Pertama, sejarah fanatisme Barat yang anti Arab dan Islam sudah
terjadi dalam rentang yang panjang. Sejarah inilah yang mengawali dan menjadi
mainstream orientalisme. Kedua, clash antara Arab dan Zionisme Israel.
Benturan ini pada gilirannya mempengaruhi zionisme Amerika dan terefleksikan
dalam media massa, sehingga mempengaruhi persepsi masyarakat Amerika secara
umum. Ketiga, tidak adanya iklim kondusif yang membuat orang bersimpatik
terhadap Arab atau Islam, atau mendiskusikan persoalan Arab dan Islam secara
jernih dan tidak emosional([xxviii]).
Karena itu menurut Said, "Perhatian
orang Eropa kemudian Amerika tentang Timur (Islam) adalah konsern
politik..Mustahil bisa dipungkiri, seorang peneliti Eropa atau Amerika tentang
Timur, terpengaruh oleh kondisi penting sekarang. Artinya ketika dia mengkaji
Timur, tidak bisa melepaskan kapasitasnya: pertama sebagai orang Eropa atau
Amerika, kedua sebagai peribadi yang memiliki loyalitas kepada negara yang
memiliki kepentingan tertentu di Timur"([xxix]).

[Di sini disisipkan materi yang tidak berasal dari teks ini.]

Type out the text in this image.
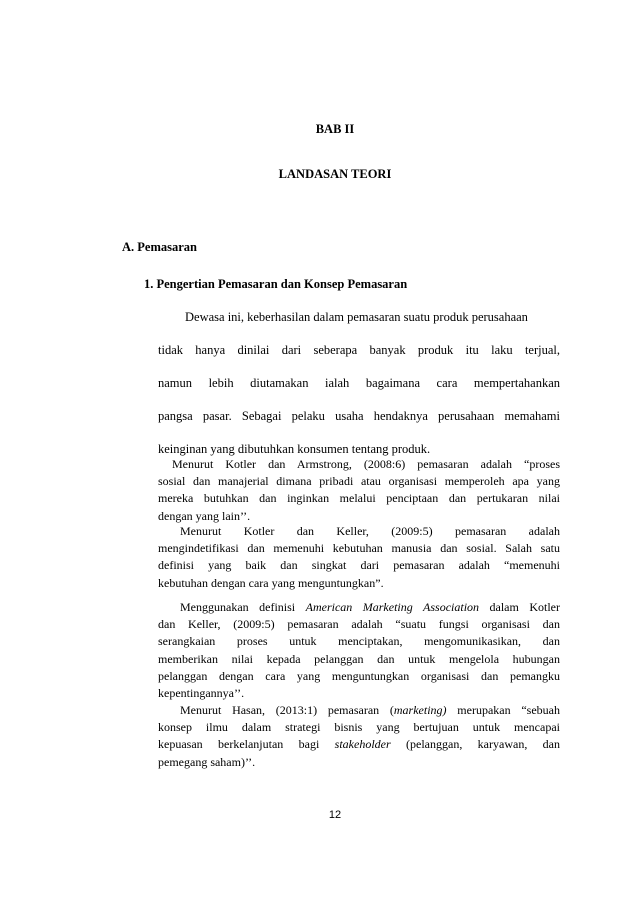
BAB II
LANDASAN TEORI
A. Pemasaran
1. Pengertian Pemasaran dan Konsep Pemasaran
Dewasa ini, keberhasilan dalam pemasaran suatu produk perusahaan
tidak hanya dinilai dari seberapa banyak produk itu laku terjual,
namun lebih diutamakan ialah bagaimana cara mempertahankan
pangsa pasar. Sebagai pelaku usaha hendaknya perusahaan memahami
keinginan yang dibutuhkan konsumen tentang produk.
Menurut Kotler dan Armstrong, (2008:6) pemasaran adalah “proses
sosial dan manajerial dimana pribadi atau organisasi memperoleh apa yang
mereka butuhkan dan inginkan melalui penciptaan dan pertukaran nilai
dengan yang lain’’.
Menurut Kotler dan Keller, (2009:5) pemasaran adalah
mengindetifikasi dan memenuhi kebutuhan manusia dan sosial. Salah satu
definisi yang baik dan singkat dari pemasaran adalah “memenuhi
kebutuhan dengan cara yang menguntungkan”.
Menggunakan definisi American Marketing Association dalam Kotler
dan Keller, (2009:5) pemasaran adalah “suatu fungsi organisasi dan
serangkaian proses untuk menciptakan, mengomunikasikan, dan
memberikan nilai kepada pelanggan dan untuk mengelola hubungan
pelanggan dengan cara yang menguntungkan organisasi dan pemangku
kepentingannya’’.
Menurut Hasan, (2013:1) pemasaran (marketing) merupakan “sebuah
konsep ilmu dalam strategi bisnis yang bertujuan untuk mencapai
kepuasan berkelanjutan bagi stakeholder (pelanggan, karyawan, dan
pemegang saham)’’.
12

Karena produk orientalisme menjadi
pengetahuan politis, konsekwensinya tidak keluar dari frame politik secara
umum, yaitu tujuan menghalalkan segala cara. Kualitas produk karena itu, tidak
ditentukan oleh objektifitas, tetapi ditentukan oleh pragmatisme, yaitu
bermanfaat atau tidak untuk tujuan-tujuan imperialisme. Sangat logis jika para
ulama menilai produk orientalisme pada umumnya jauh dari objektifitas([xxx]).
Karenanya menurut Said, banyaknya
karya orientalisme berkenaan dengan Islam tidak menunjukkan nilai yang besar di
hadapan objektifitas. Baginya "Ketidak-tahuan Barat pada akhirnya telah
menambah rumit dan semakin jauh dari simplikasi, tidak karena pengetahuan
positif Barat telah bertambah dan menjadi semakin detil. Karena kebohongan
memiliki logika dan dialektikanya sendiri"([xxxi]).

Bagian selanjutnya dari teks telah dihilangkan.